Movies that I call “tunnel horror” are solidly in my wheelhouse. You set a horror film in an abandoned subterranean train station, a metropolitan subway line, underground city, or even a short traffic tunnel, and odds are I’ll enjoy it. There’s something about the claustrophobia, the perpetual darkness, the horror of buried secrets and things that cannot dwell in the sunlight that gets under my skin. And if you take such a film and add iconic horror stars Donald Pleasance and Christopher Lee into the mix, you have the makings of a classic.
The drawn-out opening follows a bowler-hatted man-about-town as he struts arrogantly from peep-show to peep-show on a personal tour of the London sexual underbelly only to find a gruesome end in the Underground. As it turns out, this particular sex-craved gentleman was an OBE (Order of the British Empire) which pits MI5 against the local police as his disappearance becomes a most inconvenient state secret thanks to the intervention of two university students who stumble across the body. Donald Pleasance gives one of his great oddball performances as the harried, bitchy police inspector who cares little for the ministrations of Christopher Lee’s ominous, arrogant MI5 chief.
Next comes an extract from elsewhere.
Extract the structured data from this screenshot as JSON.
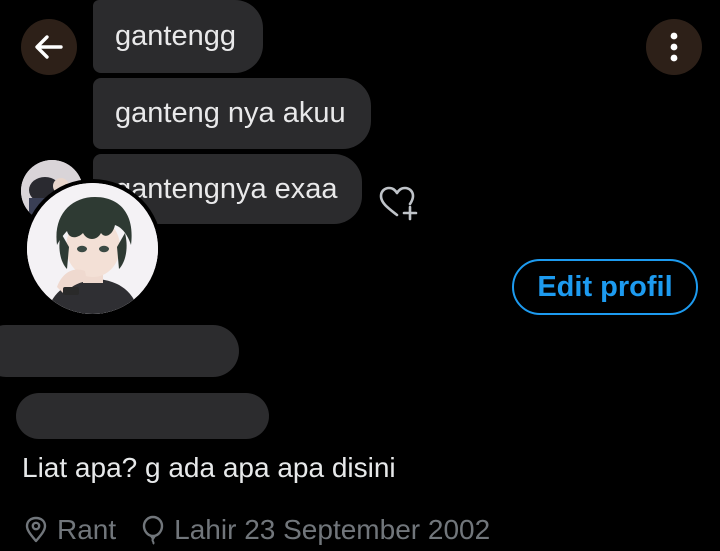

Despite the killer’s total lack of political motivation, the tensions between the working class, the petite bourgeoise, and the London upper-crust provide the driving force of the narrative. Cannibalism and capitalism make for strange bedfellows indeed. Deathline is what I imagine would have happened if early-70s Wes Craven had read E.P. Thompson’s The Making of The English Working Class and decided to make a horror film. And it’s fitting that this was in fact directed by an American living in London (Gary Sherman, who would go on in the next decade to direct the classic Dead and Buried). Sherman saturates the film with corruption, apathy, and a sleazy grime that is hard to wash off once the film is over. Yet the witty screenplay and political deep structure turn this film into something special. It’s sleaze, but “cultured sleaze” (a phrase I’ve never used before and am not fully sure what it means, but when you watch the film, you’ll get it).